La ripresa dell'occupazione del territorio vesuviano, dopo l'eruzione del 79 d.C., non fu certo immediata. I primi segni di un ritorno risalgono alla prima metà del II° Secolo, quando viene risistemata la strada che da Napoli conduceva a Nocera ed a Stabiae. Di sicuro il territorio di Portici, che prima della terribile eruzione del Vesuvio era parte integrante dell'agro ercolanese, dopo l'evento che distrusse la fiorente città vesuviana, fu annesso al territorio della vicina Neapolis.
 
Comunque, una consistente occupazione del territorio, qui come in tutto il territorio vesuviano, risale ad un periodo compreso tra il III° ed il V° secolo. È quanto testimonia il ritrovamento di alcune necropoli con sepolture a tegole ed entro grandi anfore cilindriche africane, tagliate appositamente per contenere le salme dei defunti.
 
Dopo l'unità d'Italia, nel 1879, una necropoli, databile tra il III° ed il V° Secolo, fu rinvenuta nella vecchia cava del Granatello. Non era la prima volta. Nel Settecento, già si accennava al ritrovamento di alcuni edifici e tombe sotto la lava del Granatello, tra Santa Maria di Pugliano ed il mare. La tomba fu scoperta, casualmente, in seguito ad una caduta di massi nel fronte della cava degli scogli del Granatello, verso l'adiacente strada provinciale. Fu rinvenuta, così, una piccola tomba nella quale era contenuto uno scheletro umano ed una pignatta con dentro delle carbonelle ed un chiodo. Continuando a scavare, ad un metro e quaranta di profondità, appariva poi anche un pezzo di argilla. Si trattava di un'altra anfora acuminata nella parte inferiore, con un piccolo manico a ciascun lato dell'orifizio, lunga un metro e sedici centimetri e del diametro di quasi un metro. Dentro c'era un piccolo scheletro, forse di un fanciullo dell'età di appena cinque anni. Per introdurvi il corpo, l'anfora era stata tagliata ad un'altezza di 28 cm., ma i due pezzi non combaciavano e risultavano essere di colori diversi, inoltre, per tappare i buchi e non far entrare la terra, erano stati inseriti alcuni pezzi di mattone.
 
Verso oriente, ad oltre tre metri di distanza dalla tomba del fanciullo, fu trovata, in seguito, un'altra tomba di tegole d'argilla in pessimo stato di conservazione. In questa tomba fu poi rinvenuta un'urnetta di creta rustica, tutta frantumata, con dentro alcuni pezzi di ossa ed un chiodo di ferro arrugginito. L'ultima tomba di tegoloni, invece, fu trovata poco dopo. Addossata al muro c'era un'anfora a punta ed aveva un frontale di marmo con un'iscrizione latina.
 
A quattro metri di profondità dal suolo di una cantina, fu rinvenuta alla Croce del Trio una tomba con l'iscrizione funeraria posta ad una "Caerinia restituta da T. Flavius Domitus".
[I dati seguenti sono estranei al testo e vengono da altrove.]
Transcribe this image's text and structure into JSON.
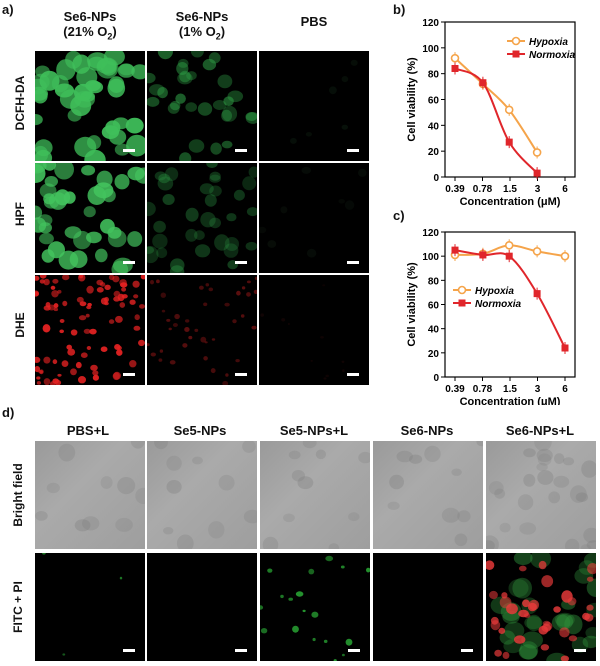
{
  "panels": {
    "a": "a)",
    "b": "b)",
    "c": "c)",
    "d": "d)"
  },
  "panel_a": {
    "columns": [
      {
        "line1": "Se6-NPs",
        "line2": "(21% O",
        "sub": "2",
        "close": ")"
      },
      {
        "line1": "Se6-NPs",
        "line2": "(1% O",
        "sub": "2",
        "close": ")"
      },
      {
        "line1": "PBS",
        "line2": "",
        "sub": "",
        "close": ""
      }
    ],
    "rows": [
      "DCFH-DA",
      "HPF",
      "DHE"
    ]
  },
  "panel_d": {
    "columns": [
      "PBS+L",
      "Se5-NPs",
      "Se5-NPs+L",
      "Se6-NPs",
      "Se6-NPs+L"
    ],
    "rows": [
      "Bright field",
      "FITC + PI"
    ]
  },
  "chart_data": [
    {
      "type": "line",
      "panel": "b",
      "xlabel": "Concentration (μM)",
      "ylabel": "Cell viability (%)",
      "x": [
        "0.39",
        "0.78",
        "1.5",
        "3",
        "6"
      ],
      "ylim": [
        0,
        120
      ],
      "yticks": [
        "0",
        "20",
        "40",
        "60",
        "80",
        "100",
        "120"
      ],
      "legend_position": "top-right",
      "series": [
        {
          "name": "Hypoxia",
          "color": "#f5a44a",
          "marker": "circle-open",
          "x": [
            0.39,
            0.78,
            1.5,
            3
          ],
          "values": [
            92,
            72,
            52,
            19
          ]
        },
        {
          "name": "Normoxia",
          "color": "#e0262b",
          "marker": "square",
          "x": [
            0.39,
            0.78,
            1.5,
            3
          ],
          "values": [
            84,
            73,
            27,
            3
          ]
        }
      ]
    },
    {
      "type": "line",
      "panel": "c",
      "xlabel": "Concentration (μM)",
      "ylabel": "Cell viability (%)",
      "x": [
        "0.39",
        "0.78",
        "1.5",
        "3",
        "6"
      ],
      "ylim": [
        0,
        120
      ],
      "yticks": [
        "0",
        "20",
        "40",
        "60",
        "80",
        "100",
        "120"
      ],
      "legend_position": "left",
      "series": [
        {
          "name": "Hypoxia",
          "color": "#f5a44a",
          "marker": "circle-open",
          "x": [
            0.39,
            0.78,
            1.5,
            3,
            6
          ],
          "values": [
            101,
            102,
            109,
            104,
            100
          ]
        },
        {
          "name": "Normoxia",
          "color": "#e0262b",
          "marker": "square",
          "x": [
            0.39,
            0.78,
            1.5,
            3,
            6
          ],
          "values": [
            105,
            101,
            100,
            69,
            24
          ]
        }
      ]
    }
  ]
}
La tomba era formata da muriccioli laterali ricoperti superiormente da tegole. Nella bocca della defunta fu rinvenuta una moneta di bronzo di Faustina Minore col tipo della Concordia Augusta e, vicino alla testa, varie ampolle di vetro, una sola delle quali si era conservata intatta.
 
Nell'Ottobre del 1954, nella proprietà De Maio, durante la costruzione di un fabbricato lungo Via Paladino, a circa 87 metri dal Corso Garibaldi, fu trovato dal professor Catalano un altro sepolcreto tardo - antico. Si trattava di due sepolture, consistenti in anfore caricate orizzontalmente, parallelamente e a breve distanza l'una dall'altra, che contenevano due scheletri umani, quello di un adulto e quello di un adolescente.
La forma delle anfore rinvenute appare riferibile, per le due quasi integre, ai contenitori cilindrici tardo africani, tipo Keay XXXI e XXXII in argilla rosso viva, e, per l'ultima, della quale è conservata solo la parte superiore, dalle anse innestate ad orecchia fino alla bocca, ad un tipo particolare di Tripolitana II.